The Pyramid Club was a defining club of the East Village scene in the 1980s. The club was a hangout for both the fashionable showing off their latest looks, as well as for the counter cultures emerging in the neighborhood, leading the New York Times to write, “There is nothing quite like this club anywhere in New York, and it adheres to no formulas. In fact, it is more like the Paris boites of the 50s or the speak-easies of the 20s than anything else.” Another New York Times article in 1985 wrote, “If your navy blue trademark is your hair, not your suit, you might prefer the live bands and progressive sounds featured at the Pyramid Club.”  The club became a hangout for “a new breed of politicized drag performers” like Lypsinka, Lady Bunny, and RuPaul, whose first New York City show was at the Pyramid Club in 1982. Legend has it that in the early 1980s, after partying at the Pyramid Club, a group of drag queens walked over to Tompkins Square Park and put on an impromptu outdoor festival which became the first Wigstock Drag Festival. Over the next 20 years, Wigstock would become more formalized and would grow to be a major New York City event, attracting world-wide attention and participation.

101a4Avant-garde performance artists like Ann Magnuson were regulars at the Pyramid Club, and several well-known artists and musicians performed and partied at the club. Madonna, who frequented the Pyramid Club, attended an early AIDS benefit there in 1986 for her former roommate and close friend, Martin Burgoyne.
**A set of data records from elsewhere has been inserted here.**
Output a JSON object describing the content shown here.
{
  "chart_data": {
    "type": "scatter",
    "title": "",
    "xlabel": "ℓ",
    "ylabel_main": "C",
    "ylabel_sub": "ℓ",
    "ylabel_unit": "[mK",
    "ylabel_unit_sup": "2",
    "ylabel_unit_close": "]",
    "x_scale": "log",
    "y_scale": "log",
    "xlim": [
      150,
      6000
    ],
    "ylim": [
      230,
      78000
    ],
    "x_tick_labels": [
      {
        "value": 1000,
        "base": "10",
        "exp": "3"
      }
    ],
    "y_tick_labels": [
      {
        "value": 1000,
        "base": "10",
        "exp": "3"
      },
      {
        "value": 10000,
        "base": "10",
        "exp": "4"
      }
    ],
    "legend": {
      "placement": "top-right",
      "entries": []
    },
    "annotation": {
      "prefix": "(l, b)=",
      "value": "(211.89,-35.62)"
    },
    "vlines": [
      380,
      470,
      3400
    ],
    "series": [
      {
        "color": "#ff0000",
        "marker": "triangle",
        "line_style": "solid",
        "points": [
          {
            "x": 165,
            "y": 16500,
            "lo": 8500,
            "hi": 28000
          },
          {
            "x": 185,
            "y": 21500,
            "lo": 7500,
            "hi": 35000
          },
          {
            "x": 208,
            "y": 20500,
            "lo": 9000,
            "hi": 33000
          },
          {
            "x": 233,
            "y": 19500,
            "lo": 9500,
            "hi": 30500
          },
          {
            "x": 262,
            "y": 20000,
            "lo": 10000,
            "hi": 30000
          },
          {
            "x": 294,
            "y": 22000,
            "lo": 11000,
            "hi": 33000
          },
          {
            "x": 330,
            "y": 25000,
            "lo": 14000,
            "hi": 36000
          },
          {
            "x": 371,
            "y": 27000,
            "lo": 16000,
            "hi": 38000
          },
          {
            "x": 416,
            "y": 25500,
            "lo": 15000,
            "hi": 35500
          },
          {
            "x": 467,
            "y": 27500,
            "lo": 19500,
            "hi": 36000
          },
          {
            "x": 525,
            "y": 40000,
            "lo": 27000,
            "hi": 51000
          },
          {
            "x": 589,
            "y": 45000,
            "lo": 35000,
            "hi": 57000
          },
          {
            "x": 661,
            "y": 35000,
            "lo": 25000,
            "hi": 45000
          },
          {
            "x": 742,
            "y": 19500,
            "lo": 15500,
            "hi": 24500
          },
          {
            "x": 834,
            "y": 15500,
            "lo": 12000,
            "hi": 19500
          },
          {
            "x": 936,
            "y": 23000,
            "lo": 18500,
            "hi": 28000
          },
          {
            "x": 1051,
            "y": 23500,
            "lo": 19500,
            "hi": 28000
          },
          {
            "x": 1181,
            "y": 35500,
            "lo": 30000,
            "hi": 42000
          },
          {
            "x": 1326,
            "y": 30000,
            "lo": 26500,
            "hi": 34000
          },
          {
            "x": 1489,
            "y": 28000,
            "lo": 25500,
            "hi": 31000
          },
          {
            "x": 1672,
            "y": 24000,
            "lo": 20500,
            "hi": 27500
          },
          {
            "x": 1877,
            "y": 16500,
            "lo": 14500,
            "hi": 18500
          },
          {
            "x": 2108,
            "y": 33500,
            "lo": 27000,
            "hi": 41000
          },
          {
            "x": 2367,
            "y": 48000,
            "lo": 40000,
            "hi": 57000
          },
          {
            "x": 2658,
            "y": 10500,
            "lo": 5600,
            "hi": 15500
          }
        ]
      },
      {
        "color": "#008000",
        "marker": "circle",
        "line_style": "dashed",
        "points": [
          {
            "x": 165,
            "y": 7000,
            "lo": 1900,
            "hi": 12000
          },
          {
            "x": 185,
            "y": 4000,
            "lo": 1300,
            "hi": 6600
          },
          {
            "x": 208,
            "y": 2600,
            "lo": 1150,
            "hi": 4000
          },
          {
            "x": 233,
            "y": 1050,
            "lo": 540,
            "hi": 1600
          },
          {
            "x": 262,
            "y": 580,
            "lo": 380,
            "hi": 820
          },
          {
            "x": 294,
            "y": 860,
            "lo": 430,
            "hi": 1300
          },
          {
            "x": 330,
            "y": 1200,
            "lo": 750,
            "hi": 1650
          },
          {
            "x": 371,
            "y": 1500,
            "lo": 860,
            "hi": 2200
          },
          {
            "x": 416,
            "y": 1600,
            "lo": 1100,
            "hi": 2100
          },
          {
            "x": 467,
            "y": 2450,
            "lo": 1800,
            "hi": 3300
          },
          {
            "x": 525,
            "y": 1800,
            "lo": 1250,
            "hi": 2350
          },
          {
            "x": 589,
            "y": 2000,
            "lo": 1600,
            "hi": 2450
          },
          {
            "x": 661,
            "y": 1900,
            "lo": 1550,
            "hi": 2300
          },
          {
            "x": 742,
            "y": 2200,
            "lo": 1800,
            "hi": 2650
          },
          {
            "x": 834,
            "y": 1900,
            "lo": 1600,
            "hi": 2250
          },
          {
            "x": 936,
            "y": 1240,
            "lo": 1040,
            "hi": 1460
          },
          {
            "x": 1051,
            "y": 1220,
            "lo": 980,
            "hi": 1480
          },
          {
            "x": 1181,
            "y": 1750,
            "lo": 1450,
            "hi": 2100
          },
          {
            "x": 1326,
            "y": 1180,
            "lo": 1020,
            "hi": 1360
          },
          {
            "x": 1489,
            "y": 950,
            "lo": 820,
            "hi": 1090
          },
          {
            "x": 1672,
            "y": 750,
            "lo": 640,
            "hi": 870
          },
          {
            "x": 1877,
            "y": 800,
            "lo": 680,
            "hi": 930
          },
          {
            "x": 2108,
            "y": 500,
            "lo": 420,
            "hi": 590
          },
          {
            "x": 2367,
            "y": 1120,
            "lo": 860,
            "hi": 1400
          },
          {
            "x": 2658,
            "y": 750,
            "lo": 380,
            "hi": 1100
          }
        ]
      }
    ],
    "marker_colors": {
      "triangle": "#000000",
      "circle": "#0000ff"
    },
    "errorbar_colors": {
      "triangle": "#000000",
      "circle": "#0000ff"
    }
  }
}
Andy Warhol, Keith Haring, and Kenny Scharf were also in attendance at Burgoyne’s benefit, supporting their ailing friend at a time when misinformation about the disease pervaded the American public and it “had become a plague in the bohemian neighborhoods of downtown Manhattan.”  In addition to performance art, cabaret, theater, and dancing, the Pyramid Club hosted live bands. Several up and coming artists who would dominate mainstream music in the 1990s played their first New York City shows at the Pyramid Club, including the Red Hot Chili Peppers, who played in 1984, and Nirvana, who played in 1989.

In the 1980s, the Pyramid Club and its peers, including CBGB, the Mudd Club, Area, and Danceteria, were a generation of performance venues that had an unusually broad impact upon the larger cultural landscape. Today, of these influential clubs, the Pyramid is the sole survivor. The club has managed so far to endure the recent rising property values and changing population of the East Village and continues to host dancing and other parties.”